O Regas do rei, que contou a notícia entre risos, como se achasse divertido aquele Regas correr até o bosque, e morrer abraçado com o príncipe. Em frente a fonte de orações. O bastardo idiota realmente morreu em vão, como o rei havia previsto.
Mas não houve risos. Já não era divertido. Por mais estranho que pareça, embora tenha tomado remédio naquela noite, o rei sentia que sua mente estava clara. Era como se tudo tivesse voltado ao normal, tudo parecia claro. Enquanto passava a noite sozinho, depois de morder Regas, o rei pensou de repente: “Vamos viver a vida, nem que seja um pouquinho.”
**
Ashler sentiu que aquele lugar se parecia com uma floresta de dragões. A floresta era formada por árvores, então a maior parte era similar, mas era essa a sensação. O pequeno castelo onde o príncipe estava exilado não passava de um castelo e uma casa encantada em ruínas.
O príncipe não podia ter ninguém ao seu lado, a não ser ele mesmo, um cavaleiro e uma donzela para cuidar dele. Então, os soldados de Ashler instalaram postos de guarda ao redor do castelo, a uma certa distância. A segurança era bastante rigorosa, então não havia com o que se preocupar em relação a uma invasão externa, mas o problema era próprio o príncipe.
O príncipe nem sequer permitia que trocassem o curativo para aplicar o remédio. Com os curativos amarelos ainda ao redor de seu rosto, o príncipe estava sentado como uma boneca em seu novo lugar. Ashler se ajoelhou diante dele naquela primeira noite e suplicou:
“Por favor, permita que eu trate suas feridas.”

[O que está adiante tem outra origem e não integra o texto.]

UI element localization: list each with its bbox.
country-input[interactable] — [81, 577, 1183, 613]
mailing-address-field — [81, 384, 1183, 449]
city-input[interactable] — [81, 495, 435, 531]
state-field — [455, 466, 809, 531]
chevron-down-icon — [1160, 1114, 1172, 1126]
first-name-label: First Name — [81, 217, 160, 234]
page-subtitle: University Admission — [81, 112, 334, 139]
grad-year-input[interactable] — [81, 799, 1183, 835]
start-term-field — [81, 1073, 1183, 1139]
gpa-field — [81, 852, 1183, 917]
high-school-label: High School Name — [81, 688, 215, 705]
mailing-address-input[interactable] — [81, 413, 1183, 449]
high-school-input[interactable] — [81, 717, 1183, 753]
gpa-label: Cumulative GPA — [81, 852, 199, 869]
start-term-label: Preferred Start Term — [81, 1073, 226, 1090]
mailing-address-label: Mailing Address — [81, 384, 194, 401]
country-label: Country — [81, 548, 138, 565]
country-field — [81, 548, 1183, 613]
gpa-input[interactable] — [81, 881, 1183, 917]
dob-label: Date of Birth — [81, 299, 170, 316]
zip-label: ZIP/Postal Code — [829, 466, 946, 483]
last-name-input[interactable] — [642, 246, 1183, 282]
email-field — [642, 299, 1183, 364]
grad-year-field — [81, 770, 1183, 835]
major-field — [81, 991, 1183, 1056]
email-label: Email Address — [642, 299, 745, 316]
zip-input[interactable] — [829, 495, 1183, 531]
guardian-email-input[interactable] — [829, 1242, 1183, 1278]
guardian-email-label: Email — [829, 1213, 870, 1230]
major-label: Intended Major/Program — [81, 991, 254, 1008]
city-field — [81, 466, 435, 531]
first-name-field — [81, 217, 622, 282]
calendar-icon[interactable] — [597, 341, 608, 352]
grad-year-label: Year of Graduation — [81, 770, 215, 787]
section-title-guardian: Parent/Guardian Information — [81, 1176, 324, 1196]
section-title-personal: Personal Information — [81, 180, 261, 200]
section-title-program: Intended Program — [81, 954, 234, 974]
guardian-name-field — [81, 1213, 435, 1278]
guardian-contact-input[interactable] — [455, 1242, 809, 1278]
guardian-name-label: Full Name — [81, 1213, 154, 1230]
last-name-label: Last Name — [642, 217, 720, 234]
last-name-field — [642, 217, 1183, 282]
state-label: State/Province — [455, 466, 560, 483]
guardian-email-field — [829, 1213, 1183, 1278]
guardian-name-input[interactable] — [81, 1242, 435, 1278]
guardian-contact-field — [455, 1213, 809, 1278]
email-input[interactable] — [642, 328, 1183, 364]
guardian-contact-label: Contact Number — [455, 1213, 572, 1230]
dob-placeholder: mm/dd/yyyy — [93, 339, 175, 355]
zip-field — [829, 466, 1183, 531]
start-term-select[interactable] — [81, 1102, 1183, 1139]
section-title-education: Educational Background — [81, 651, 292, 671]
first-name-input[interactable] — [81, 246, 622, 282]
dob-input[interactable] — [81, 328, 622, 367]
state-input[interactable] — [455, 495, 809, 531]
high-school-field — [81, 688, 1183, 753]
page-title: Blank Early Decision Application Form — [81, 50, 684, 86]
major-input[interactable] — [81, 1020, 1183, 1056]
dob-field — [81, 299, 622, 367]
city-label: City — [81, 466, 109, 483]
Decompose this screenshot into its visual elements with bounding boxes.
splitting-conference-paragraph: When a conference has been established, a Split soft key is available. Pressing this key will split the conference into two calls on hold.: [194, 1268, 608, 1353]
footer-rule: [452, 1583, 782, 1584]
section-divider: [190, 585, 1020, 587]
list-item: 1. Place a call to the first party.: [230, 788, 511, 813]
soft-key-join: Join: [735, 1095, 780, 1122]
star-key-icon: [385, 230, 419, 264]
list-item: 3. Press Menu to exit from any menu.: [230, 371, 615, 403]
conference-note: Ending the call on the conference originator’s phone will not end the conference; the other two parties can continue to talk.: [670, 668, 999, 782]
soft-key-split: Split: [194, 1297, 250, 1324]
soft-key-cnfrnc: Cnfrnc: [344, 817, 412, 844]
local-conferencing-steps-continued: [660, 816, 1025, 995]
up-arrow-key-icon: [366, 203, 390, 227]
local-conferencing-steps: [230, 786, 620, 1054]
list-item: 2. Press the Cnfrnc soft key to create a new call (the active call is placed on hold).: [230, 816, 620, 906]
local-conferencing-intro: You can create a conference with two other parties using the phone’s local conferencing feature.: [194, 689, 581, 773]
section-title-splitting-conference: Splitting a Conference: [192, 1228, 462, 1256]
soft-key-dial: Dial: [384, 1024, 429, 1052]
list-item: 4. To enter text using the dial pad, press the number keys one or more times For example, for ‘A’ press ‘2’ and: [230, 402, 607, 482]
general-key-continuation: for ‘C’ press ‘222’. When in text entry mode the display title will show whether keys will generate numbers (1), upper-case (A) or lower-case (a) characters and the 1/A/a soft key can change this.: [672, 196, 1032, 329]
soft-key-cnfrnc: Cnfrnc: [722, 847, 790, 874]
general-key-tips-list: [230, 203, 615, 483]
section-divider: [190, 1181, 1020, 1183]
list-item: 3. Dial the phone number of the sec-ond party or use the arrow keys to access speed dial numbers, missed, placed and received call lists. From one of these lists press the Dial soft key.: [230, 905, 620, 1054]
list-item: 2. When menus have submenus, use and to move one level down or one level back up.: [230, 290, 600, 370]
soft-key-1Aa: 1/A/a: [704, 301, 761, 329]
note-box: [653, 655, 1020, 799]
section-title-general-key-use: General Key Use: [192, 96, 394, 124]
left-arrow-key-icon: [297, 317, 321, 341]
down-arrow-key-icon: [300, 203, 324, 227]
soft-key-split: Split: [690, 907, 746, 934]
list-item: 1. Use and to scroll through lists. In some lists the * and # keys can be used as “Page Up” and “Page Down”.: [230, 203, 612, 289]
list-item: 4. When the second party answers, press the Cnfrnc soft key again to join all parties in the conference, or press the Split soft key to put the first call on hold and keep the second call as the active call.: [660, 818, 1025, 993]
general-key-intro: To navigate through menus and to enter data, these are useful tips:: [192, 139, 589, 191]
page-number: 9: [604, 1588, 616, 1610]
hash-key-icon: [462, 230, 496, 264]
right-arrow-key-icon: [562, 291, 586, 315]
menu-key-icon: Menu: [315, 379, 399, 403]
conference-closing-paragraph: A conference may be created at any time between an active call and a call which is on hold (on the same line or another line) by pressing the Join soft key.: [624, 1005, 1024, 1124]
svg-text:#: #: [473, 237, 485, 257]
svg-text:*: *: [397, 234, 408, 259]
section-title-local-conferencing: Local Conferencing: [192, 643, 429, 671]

Dessa vez também não houve reação. Enquanto pensava nisso, o príncipe reagiu inesperadamente. Lentamente, ele levantou a mão, procurou tateando o lugar onde a venda estava amarrada e começou a desfazê-la. Ashler se assustou e rapidamente se levantou para ajudar.
“Príncipe, deixe-me ajudá-lo…”
“A partir de agora…”
Quanto tempo se passou desde a última vez que ouviu essa voz? Ashler se sobressaltou ao ouvir a voz do príncipe e ficou paralisado. O príncipe desatou o curativo e começou a removê-lo lentamente. Lentamente, mas com uma voz clara.
“O que eu vi.”
Uma volta, duas voltas. O curativo bem enrolado caiu como uma serpente branca.
“Se você disser isso em voz alta…”
Ashler olhou fixamente nos olhos do príncipe, todo enfaixado, como se estivesse sob um feitiço. Não havia danos visíveis nos olhos fechados. Apenas pálpebras suavemente fechadas.
“Você…”
Os olhos fechados se abriram lentamente, revelando as pupilas. Eram os olhos de uma pessoa comum. Nem sequer eram amarelos. Olhos cinzas, muito comuns. Meu Deus! Quando Ashler respirou fundo, ouviu uma voz arrepiante, difícil de acreditar que fosse a de uma criança.
“Eu vou te destruir.”
Os olhos cinzas se transformaram instantaneamente em lâminas, como se seguissem a vontade do príncipe. Como os olhos de serpente de antes.